It’s great news when your business becomes so busy that you need to hire an employee to keep up the good work.

Unfortunately, job applications can be a competitive and stressful process, leading to candidates at times feeling the pressure to apply ‘artistic licence’ to their credentials – or omit a part of their background completely. That’s why it’s important (and in some cases mandatory) to carry out some checks before your successful candidate starts in their new role. 

Below are just some of the pre-employment checks you might want or need to carry out:


Employers have a duty to prevent illegal working in the UK which means you must conduct specific documentation checks. There are serious penalties to punish employers who flout this law, which extends to an unlimited fine and up to 5 years in prison. Even if you have carried out some checks but have not done them properly, you can face up to a £20,000 fine per illegal worker you employ. It is not just the financial hurt either as your business details could be published as a warning to others.

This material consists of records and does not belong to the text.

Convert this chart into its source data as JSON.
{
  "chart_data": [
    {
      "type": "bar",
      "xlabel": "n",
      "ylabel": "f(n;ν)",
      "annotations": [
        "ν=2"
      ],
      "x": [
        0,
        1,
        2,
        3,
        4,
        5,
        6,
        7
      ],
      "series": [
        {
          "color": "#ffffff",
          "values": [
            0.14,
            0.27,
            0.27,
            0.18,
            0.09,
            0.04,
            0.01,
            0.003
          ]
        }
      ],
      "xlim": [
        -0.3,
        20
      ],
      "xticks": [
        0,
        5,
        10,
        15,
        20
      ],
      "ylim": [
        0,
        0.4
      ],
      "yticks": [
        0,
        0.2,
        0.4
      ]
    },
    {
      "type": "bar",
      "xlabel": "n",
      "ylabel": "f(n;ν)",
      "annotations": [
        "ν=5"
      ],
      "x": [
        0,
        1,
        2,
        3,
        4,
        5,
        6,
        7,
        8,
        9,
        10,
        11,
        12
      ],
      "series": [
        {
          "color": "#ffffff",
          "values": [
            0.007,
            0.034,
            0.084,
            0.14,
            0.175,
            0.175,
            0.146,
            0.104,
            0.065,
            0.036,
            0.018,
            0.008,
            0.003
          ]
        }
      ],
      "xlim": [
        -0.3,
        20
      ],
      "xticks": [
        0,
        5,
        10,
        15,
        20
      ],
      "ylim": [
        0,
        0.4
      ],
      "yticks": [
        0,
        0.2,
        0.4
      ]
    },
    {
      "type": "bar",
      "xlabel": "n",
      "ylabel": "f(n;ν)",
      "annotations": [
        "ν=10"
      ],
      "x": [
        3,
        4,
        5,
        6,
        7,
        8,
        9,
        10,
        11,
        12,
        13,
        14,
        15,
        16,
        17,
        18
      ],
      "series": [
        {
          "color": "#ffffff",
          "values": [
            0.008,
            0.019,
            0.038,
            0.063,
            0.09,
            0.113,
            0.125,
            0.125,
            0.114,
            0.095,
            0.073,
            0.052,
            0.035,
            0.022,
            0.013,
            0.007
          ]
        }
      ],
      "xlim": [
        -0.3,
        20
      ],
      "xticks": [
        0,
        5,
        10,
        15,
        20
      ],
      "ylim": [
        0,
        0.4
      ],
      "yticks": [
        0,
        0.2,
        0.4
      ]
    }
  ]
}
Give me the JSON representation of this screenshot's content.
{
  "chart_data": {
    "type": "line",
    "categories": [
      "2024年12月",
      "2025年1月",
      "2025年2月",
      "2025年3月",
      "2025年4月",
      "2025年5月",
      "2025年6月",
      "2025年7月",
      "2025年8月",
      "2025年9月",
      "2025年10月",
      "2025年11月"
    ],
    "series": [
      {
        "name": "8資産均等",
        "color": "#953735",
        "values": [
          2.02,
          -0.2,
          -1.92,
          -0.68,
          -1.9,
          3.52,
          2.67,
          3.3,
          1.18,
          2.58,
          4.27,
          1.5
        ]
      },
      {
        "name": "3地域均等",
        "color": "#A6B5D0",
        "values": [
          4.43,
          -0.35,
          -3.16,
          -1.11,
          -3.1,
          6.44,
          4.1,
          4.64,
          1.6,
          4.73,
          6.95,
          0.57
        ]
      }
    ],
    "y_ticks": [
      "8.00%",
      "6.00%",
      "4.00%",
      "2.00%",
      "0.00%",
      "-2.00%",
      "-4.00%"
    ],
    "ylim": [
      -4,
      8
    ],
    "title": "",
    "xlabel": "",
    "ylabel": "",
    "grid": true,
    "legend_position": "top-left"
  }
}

Not all roles need a DBS check but for some roles it might be appropriate to carry out due diligence (for example, a security guard) and for specific industries it is an offence not to have carried out a DBS check.

Perhaps the most known example is a role which gives a person unsupervised access to children, but there are other less obvious examples such as dispensing opticians, chartered accountants and dental hygienists. It is always worth investigating if you should carry out a check.


If you are employing a more senior role, such as a company director, you should consider additional checks. Anyone who has a bankruptcy order, debt relief order or bankruptcy restriction is banned from being a director. You might also want to check if they hold a position that could amount to a conflict of interest. 


You must remember to act proportionately when collecting information about people, especially their health data (which is a special category of data). But some requests can be justified. For example, drivers can be prosecuted if they drive without meeting the DVLA standards of vision so you could require an eyesight exam. Your insurer might also require information about your employee for specific types of cover. 


If you have an employee who will be managing your bank accounts it could be appropriate to carry out a credit check. 


Brand is one of the most important aspects to protect in your business. You might want to scan the major social media platforms to make sure that your prospective employee has not posted any content that goes against your company culture. You should consider when this is appropriate and when it might be too invasive – it is more justifiable for high profile individuals that will be the face of your company.


There are few circumstances where you must obtain employment references (for example, where the Financial Conduct Authority requires you to). Don’t ask for reference or referee contact details unless you intend to follow up on the check.

It is good practice to carry out due diligence but remember that you must be able to justify any pre-employment checks which are not compulsory. Don’t do checks or collect information just because you’ve seen it on other application forms – think about why you are doing the check and if you really need to do it. 

Where you do decide (or you have to) carry out a check, you should be clear with candidates about what checks you plan to carry out and how long you plan to keep the results. You also should decide what record of the check you should keep, you might just need a record that the candidate passed your check rather than retaining the documentation (it will help you minimise the personal data you hold about your staff).